British India – Living the dream

Written by: Success NQ | November 29, 2017

The four lads who are British India are doing what so many high-school bands dream of — touring the country and sharing their music. With their sixth album released in September, and off the back of a three-month tour including stops in Mackay and Cairns for The Grass is Greener music festival (and a post-festival holiday in Port Douglas!) and it’s safe to say the boys are ‘living the dream’.  

British India – also known as Declan Melia (vocals and guitar), Nic Wilson (guitar), Will Drummond (bass) and Matt O’Gorman (drums) – formed in a Melbourne schoolyard back in 2004 while the band’s members were in Year 12.  Since then, the boys have since released six albums, and over the course of their career have seen eight of their songs voted into the triple j Hottest 100 – which is surely a dream for four 16-year-old school boys jamming in their lunch break.

They’ve created a place for themselves in the Australian music scene, yet as Declan describes it, they’ve been sustained by the elusiveness of success. It’s that constant drive that has kept the boys moving, kept them producing new music, touring Australia and sharing what they do.

In September they released their sixth album, Forgetting the Future, which offers the band’s signature indie rock sound with melodic chaos, trilling guitars, fleeting hooks, heavy riffs, careening rhythms and bouldering choruses.

What progressed British India from the herd of young hopeful bands bred in school grounds and suburban garages? We caught up with frontman Declan.

 

High school bands don’t start with a business mindset. When did that kick in?

It didn’t come until later. When we first picked up guitars it was just purely an escapism thing. It’s not that we were unpopular. I think the four of us, we kind of came from four different corners of high school. I really think music was what brought us together, and a desire to play it and write it.

The business and entrepreneurial aspect is still not our strongest suit. It’s not number one in our minds. We’ve been lucky that we have been able to follow our instincts.

I’m really thankful for the success that we’ve had. But at the same time we’ve never had a number one record, we’ve never headlined festivals, we’ve never played enormous venues. So there’s sort of this next level success that’s kind of eluded us and that we’re constantly aiming for.

 

 

“Touring is actually quite a relaxing process… I’ve given that away, I should probably act like it’s really hard and I work really hard.”

– Declan Melia

 

 

 

How do you find that balance between being an artist, and creating something for commercial success?

It is a delicate balance. Trying to make money and trying to maintain a career through being creative is really kind of paradoxical to begin with. On one hand everything’s supposed to be really free and complex, but at the same time you need to streamline things to make them palatable.

 

Was writing Forgetting the Future a case of all hands on deck?

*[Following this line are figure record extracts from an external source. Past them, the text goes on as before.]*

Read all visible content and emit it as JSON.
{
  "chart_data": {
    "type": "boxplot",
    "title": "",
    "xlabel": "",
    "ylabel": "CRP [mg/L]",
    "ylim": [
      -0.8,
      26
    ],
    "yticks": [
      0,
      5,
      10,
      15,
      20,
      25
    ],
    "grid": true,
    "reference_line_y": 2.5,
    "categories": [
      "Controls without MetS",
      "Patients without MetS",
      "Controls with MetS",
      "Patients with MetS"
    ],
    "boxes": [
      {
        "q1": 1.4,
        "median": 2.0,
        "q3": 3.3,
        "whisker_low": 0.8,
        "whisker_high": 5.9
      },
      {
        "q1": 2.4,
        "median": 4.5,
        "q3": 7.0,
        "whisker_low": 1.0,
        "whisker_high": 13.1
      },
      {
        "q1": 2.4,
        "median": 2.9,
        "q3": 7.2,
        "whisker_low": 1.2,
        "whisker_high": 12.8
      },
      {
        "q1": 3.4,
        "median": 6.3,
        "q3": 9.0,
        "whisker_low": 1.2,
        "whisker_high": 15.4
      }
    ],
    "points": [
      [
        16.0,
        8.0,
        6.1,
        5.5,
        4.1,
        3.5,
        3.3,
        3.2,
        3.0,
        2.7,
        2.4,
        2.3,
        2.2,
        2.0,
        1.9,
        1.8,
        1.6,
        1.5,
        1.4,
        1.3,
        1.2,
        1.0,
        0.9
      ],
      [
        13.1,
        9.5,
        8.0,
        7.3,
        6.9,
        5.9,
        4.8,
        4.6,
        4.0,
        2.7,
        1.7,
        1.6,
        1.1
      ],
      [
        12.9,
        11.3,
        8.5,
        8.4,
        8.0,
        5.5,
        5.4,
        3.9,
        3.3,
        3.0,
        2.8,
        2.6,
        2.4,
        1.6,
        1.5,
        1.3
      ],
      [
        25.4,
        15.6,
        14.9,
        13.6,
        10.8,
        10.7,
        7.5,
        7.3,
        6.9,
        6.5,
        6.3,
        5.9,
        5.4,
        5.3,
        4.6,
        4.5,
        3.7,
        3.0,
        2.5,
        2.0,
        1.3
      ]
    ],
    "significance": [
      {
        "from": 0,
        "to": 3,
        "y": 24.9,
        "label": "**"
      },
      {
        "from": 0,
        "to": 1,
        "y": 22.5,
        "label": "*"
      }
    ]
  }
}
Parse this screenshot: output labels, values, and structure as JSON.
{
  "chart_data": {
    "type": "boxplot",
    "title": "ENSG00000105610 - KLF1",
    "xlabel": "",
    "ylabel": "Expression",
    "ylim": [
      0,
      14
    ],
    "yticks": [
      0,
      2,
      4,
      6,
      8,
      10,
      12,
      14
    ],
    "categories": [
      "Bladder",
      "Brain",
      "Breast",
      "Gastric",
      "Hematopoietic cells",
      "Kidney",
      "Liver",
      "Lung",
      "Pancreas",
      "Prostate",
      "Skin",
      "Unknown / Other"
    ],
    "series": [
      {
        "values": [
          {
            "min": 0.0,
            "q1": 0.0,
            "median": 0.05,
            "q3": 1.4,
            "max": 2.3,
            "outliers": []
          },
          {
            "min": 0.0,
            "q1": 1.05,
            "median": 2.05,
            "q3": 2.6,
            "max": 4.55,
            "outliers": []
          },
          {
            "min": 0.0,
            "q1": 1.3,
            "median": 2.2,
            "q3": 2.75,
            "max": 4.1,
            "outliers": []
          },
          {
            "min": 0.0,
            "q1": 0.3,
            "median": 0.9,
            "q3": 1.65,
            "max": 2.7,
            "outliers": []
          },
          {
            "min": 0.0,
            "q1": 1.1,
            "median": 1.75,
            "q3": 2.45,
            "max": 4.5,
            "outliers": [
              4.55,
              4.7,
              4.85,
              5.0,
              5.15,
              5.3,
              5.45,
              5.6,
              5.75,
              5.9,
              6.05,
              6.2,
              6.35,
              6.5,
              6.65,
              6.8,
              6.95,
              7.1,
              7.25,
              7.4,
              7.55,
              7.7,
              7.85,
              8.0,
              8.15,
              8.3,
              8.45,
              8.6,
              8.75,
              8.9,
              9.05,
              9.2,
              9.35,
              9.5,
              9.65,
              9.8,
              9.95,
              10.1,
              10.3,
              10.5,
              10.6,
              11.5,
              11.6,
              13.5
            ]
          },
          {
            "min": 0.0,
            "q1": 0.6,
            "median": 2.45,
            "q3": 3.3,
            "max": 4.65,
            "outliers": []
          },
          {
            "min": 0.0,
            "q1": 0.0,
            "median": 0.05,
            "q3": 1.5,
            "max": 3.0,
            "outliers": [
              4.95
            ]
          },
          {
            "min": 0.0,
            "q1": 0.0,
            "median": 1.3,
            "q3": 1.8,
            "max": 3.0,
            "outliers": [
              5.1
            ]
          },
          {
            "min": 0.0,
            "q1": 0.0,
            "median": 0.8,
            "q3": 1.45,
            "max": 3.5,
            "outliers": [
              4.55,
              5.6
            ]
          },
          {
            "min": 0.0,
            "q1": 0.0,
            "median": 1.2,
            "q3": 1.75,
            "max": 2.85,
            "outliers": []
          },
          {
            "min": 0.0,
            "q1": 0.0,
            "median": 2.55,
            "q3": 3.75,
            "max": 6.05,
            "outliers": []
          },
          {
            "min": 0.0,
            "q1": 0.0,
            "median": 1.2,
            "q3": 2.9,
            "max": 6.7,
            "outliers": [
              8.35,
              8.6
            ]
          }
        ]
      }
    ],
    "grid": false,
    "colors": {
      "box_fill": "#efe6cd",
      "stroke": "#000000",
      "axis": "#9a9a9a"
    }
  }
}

I don’t think there is any song on Forgetting the Future that any one of us could have written by ourselves. It was really collaborative, but not in a way we’ve done before. It wasn’t four guys jamming in a room like on the first two records. It was more like four guys trying to write the same song. Or to paint more of a picture, it was like four guys wrestling with the same song to try to get their personality into the music.

 

What’s your standout track from the album?

The third track – Just Sing Like Everybody Else. It was the first track we kind of wrote. We’d had a bit of writer’s block and we were writing quite myopic, insular, really kind of self-pitying songs, but then Nic kind of came at it from another angle. He had this track and was really kind of aggressive, and the bass and drums are so compulsive, it’s so exciting. I listen to it a lot when I’m running. I just remember that moment when we reverted from self-pity to aggression in the studio. I remember looking at the other three guys and thinking, ‘yeh this really hits the spot. This should be the direction of the album.’

 

What are your thoughts on NQ?

We just love the north. If I had to pick a favourite part of Australia it would be the north – that Cairns/Port Douglas area…. Right now, I’m in Melbourne, look out the window and see rain and grey skies. I go north and sit under a palm tree.

 

Three months touring – how do you handle it?

What we do is really relaxing anyway. Touring isn’t as stressful as people make out. We fly everywhere, we stay in nice hotels and we all get along with each other. We don’t drink to excess and we eat well. Touring is actually quite a relaxing process…. I’ve given that away, I should probably act like it’s really hard and I work really hard.

 

British India’s Forgetting the Future is out now.